The survivors stood on the seven-mile-long runway dwarfed not only by it, but the mountain which the nearby massive hangar was built into. Mike Turcotte, Yakov the Russian, Major Quinn, Larry Kincaid, and Professor Leahy. The roll call of the living. Other names rang in Turcotte’s thoughts. Peter Nabinger. Che Lu. Lisa Duncan. All of whom had given their lives. And the millions more who had died in the battle to defeat the aliens.
He realized the others were looking at him, waiting. He faced them. “We don’t have a mothership so we can’t help other worlds. We don’t have the Grail or Master Guardian either. Both went down with Lisa Duncan on Mars when she destroyed the alien array.

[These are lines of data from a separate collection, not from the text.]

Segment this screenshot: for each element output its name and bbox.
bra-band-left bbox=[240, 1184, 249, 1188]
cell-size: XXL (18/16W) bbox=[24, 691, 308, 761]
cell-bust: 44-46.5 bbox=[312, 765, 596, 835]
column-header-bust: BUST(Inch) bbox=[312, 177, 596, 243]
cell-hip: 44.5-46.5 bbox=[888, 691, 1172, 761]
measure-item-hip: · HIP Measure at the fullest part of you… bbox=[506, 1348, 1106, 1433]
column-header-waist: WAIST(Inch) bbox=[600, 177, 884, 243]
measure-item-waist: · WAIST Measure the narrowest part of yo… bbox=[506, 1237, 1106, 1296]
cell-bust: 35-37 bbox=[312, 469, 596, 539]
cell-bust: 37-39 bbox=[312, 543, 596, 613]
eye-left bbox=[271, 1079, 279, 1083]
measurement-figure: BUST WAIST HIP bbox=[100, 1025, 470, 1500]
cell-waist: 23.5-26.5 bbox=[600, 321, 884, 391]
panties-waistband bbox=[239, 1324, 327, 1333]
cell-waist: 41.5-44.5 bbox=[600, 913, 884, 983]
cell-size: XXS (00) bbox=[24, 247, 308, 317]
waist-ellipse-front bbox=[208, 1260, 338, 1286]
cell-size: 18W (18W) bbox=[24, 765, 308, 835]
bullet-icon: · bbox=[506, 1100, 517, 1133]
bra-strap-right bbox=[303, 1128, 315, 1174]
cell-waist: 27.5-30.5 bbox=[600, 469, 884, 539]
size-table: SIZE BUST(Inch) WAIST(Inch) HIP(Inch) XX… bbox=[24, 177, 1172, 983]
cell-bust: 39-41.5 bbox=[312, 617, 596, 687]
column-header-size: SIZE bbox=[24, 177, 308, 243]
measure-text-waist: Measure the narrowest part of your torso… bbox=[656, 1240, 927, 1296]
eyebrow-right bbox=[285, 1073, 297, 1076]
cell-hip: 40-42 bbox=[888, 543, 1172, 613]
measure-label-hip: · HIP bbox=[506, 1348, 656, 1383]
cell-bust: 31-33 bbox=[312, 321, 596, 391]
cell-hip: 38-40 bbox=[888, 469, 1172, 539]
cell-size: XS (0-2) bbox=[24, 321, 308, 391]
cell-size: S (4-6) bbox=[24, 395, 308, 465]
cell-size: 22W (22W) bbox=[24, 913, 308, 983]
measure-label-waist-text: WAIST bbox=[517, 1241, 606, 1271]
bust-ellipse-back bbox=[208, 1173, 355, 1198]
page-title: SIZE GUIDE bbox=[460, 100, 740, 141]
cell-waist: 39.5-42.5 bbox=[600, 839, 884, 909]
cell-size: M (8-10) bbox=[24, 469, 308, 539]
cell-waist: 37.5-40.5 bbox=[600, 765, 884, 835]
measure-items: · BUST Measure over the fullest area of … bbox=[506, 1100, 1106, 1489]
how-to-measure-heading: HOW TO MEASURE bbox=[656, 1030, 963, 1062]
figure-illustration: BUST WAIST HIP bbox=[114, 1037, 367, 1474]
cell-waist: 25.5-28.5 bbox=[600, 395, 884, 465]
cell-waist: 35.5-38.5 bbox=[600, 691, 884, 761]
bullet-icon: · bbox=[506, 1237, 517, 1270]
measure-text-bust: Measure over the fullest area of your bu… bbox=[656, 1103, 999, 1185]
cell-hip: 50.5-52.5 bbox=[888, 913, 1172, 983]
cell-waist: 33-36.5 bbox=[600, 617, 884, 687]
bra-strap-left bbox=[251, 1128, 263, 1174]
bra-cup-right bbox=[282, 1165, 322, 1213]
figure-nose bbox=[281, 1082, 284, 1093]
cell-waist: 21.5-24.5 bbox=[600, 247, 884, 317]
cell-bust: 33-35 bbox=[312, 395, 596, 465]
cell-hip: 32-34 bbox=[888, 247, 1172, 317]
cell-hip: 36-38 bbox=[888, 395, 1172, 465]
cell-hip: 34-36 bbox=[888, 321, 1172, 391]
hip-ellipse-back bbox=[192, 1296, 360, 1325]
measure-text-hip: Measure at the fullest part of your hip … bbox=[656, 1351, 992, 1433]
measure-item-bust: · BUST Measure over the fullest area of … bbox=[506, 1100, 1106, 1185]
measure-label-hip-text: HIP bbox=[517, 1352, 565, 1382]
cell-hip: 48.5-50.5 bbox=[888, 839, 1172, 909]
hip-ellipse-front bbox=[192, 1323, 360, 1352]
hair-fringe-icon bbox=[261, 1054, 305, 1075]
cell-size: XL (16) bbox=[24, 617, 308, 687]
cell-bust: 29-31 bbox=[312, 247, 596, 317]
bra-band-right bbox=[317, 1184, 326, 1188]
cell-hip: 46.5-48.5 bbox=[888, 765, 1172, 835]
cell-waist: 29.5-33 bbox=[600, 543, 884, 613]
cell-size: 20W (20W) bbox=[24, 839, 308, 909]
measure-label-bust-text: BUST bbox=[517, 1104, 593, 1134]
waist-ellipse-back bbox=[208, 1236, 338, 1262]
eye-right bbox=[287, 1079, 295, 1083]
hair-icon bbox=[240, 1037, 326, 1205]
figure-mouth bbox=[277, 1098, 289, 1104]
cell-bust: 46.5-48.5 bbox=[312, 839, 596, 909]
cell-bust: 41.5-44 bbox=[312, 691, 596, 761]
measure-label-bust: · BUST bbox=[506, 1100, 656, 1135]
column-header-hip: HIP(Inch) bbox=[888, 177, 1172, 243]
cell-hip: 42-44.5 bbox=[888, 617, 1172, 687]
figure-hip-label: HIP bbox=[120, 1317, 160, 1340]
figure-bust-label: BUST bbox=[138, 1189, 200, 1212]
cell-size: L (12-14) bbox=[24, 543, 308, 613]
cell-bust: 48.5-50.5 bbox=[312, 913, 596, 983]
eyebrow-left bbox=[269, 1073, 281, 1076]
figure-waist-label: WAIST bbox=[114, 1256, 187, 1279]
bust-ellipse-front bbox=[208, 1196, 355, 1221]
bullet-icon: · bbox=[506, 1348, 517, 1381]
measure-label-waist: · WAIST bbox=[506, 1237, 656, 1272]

“We are free of the aliens, though. That was her goal. And ours. And it must remain our goal. We know there are Airlia artifacts still here on Earth, hidden away. Some discovered by governments and kept secret, some not yet found. And we know for certain there is life out among the stars. The Airlia. The Swarm. Neither of which wishes us well. And undoubtedly other life-forms.” He paused, trying to articulate thoughts which had assailed him over the past year ever since arriving here at Area 51 and being confronted with the reality that we were not alone among the stars and that the world had been occupied by aliens since before the beginning of recorded time.
“What about telling the world the truth?” Yakov asked, cutting to the core as usual.
“Could the world handle it?” Turcotte asked in turn. “If you had asked me that question yesterday, I would have said the truth must be told. But that was before I knew what the truth was. Now—” He shook his head. “What good would it do? The world knows there are aliens. That they threaten us. Telling people that we were ‘grown’ to serve as soldiers for the Airlia in their war against the Swarm will destroy all the faiths. Beyond that, people will also know we destroyed their chance at immortality with the destruction of the Grail.